Один из внуковских авиадиспетчеров, он же сопредседатель профсоюза, Фарит Тажетдинов в недавнем интервью взывал к состраданию: девочка, стажёр-диспетчер, не выдержала натиска дознавателей и буквально упала без чувств… На авиадиспетчерах, контролирующих пролёт самолётов по воздушным коридорам, и особенно диспетчерах на подходе и на вышке, которые руководят рулением, взлётом и посадкой, лежит предельная ответственность. При интенсивном воздушном движении, когда в небе настоящий слоёный пирог, диспетчер на подходе может координировать действия десяти – пятнадцати судов одновременно. Потому-то часто и берут на эту работу отставных пилотов: они, что называется, собственной шкурой чувствуют, что там, в небе, происходит. Понимают динамику полёта не только в теории, знают, как развести борты или увести в зону ожидания, что делать при тех или иных форс-мажорах.
А лётчик – профессия неженская. Женская физиология переменчива. Есть, конечно же, дамы геройские – и коня, и в избу … но они всё же исключение (пол назвали слабым неслучайно, хотя кому-то и нравятся мифы о племени амазонок), и в силу этой исключительности не образуют стабильного, нужного в подобных профессиях психофизического и психоэмоционального мейнстрима.

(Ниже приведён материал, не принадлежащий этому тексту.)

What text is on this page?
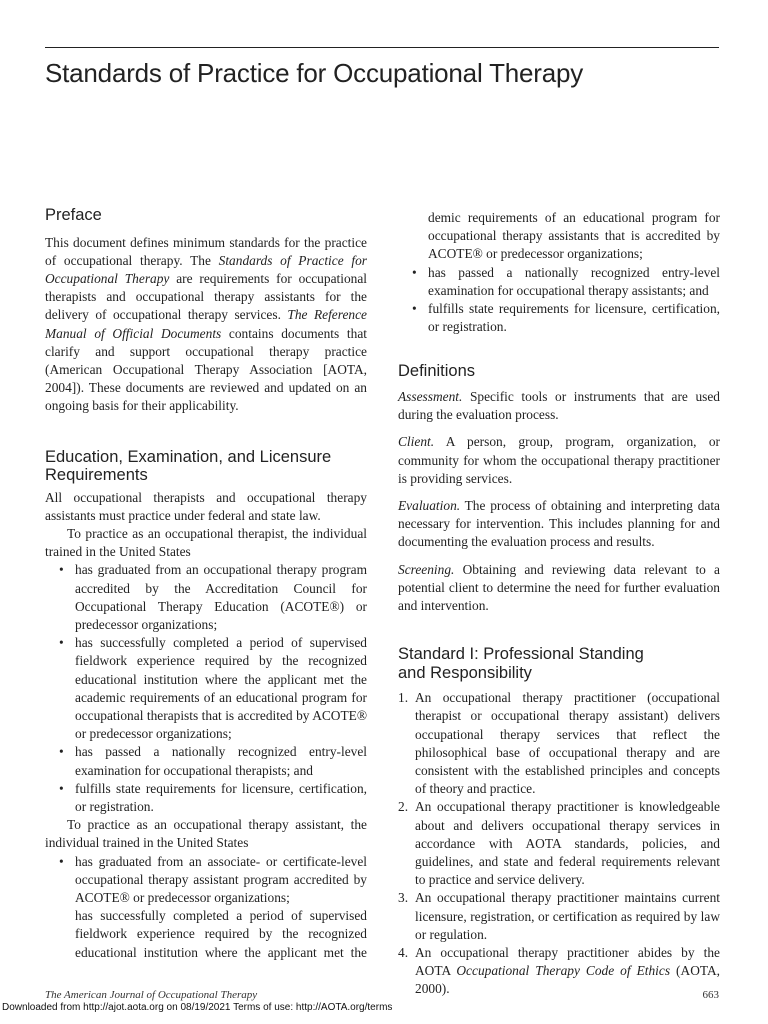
Standards of Practice for Occupational Therapy
Preface

This document defines minimum standards for the practice of occupational therapy. The Standards of Practice for Occupational Therapy are requirements for occupational therapists and occupational therapy assistants for the delivery of occupational therapy services. The Reference Manual of Official Documents contains documents that clarify and support occupational therapy practice (American Occupational Therapy Association [AOTA, 2004]). These documents are reviewed and updated on an ongoing basis for their applicability.

Education, Examination, and Licensure
Requirements

All occupational therapists and occupational therapy assistants must practice under federal and state law.

To practice as an occupational therapist, the individual trained in the United States

• has graduated from an occupational therapy program accredited by the Accreditation Council for Occupational Therapy Education (ACOTE®) or predecessor organizations;
• has successfully completed a period of supervised fieldwork experience required by the recognized educational institution where the applicant met the academic requirements of an educational program for occupational therapists that is accredited by ACOTE® or predecessor organizations;
• has passed a nationally recognized entry-level examination for occupational therapists; and
• fulfills state requirements for licensure, certification, or registration.

To practice as an occupational therapy assistant, the individual trained in the United States

• has graduated from an associate- or certificate-level occupational therapy assistant program accredited by ACOTE® or predecessor organizations;
• has successfully completed a period of supervised fieldwork experience required by the recognized educational institution where the applicant met the
demic requirements of an educational program for occupational therapy assistants that is accredited by ACOTE® or predecessor organizations;
• has passed a nationally recognized entry-level examination for occupational therapy assistants; and
• fulfills state requirements for licensure, certification, or registration.
Definitions

Assessment. Specific tools or instruments that are used during the evaluation process.

Client. A person, group, program, organization, or community for whom the occupational therapy practitioner is providing services.

Evaluation. The process of obtaining and interpreting data necessary for intervention. This includes planning for and documenting the evaluation process and results.

Screening. Obtaining and reviewing data relevant to a potential client to determine the need for further evaluation and intervention.

Standard I: Professional Standing
and Responsibility
1. An occupational therapy practitioner (occupational therapist or occupational therapy assistant) delivers occupational therapy services that reflect the philosophical base of occupational therapy and are consistent with the established principles and concepts of theory and practice.
2. An occupational therapy practitioner is knowledgeable about and delivers occupational therapy services in accordance with AOTA standards, policies, and guidelines, and state and federal requirements relevant to practice and service delivery.
3. An occupational therapy practitioner maintains current licensure, registration, or certification as required by law or regulation.
4. An occupational therapy practitioner abides by the AOTA Occupational Therapy Code of Ethics (AOTA, 2000).
The American Journal of Occupational Therapy	663
Downloaded from http://ajot.aota.org on 08/19/2021 Terms of use: http://AOTA.org/terms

В нашей стране женщины присутствовали в диспетчерской службе и раньше. Правда, редко, и не на подходах, конечно же. В начале 80-х, по окончании вуза, мне случалось летать на транспортных бортах в «полуденные страны» в качестве бортрадиста. До сих пор помню ночные голоса в эфире над Термезом. «Кабуль, Кабуль – Душанбе…» – будил чьё-то воображение женский голос, чтобы сообщить какую-то информацию по навигации. А с другой стороны в ответ неслось уже мужское, с придыханием, пронизанное нежностью ночи – «Душанбе-е, Душанбе-е-е, Кабуль… Душанбе-е, Душанбе-е-е, Кабуль…»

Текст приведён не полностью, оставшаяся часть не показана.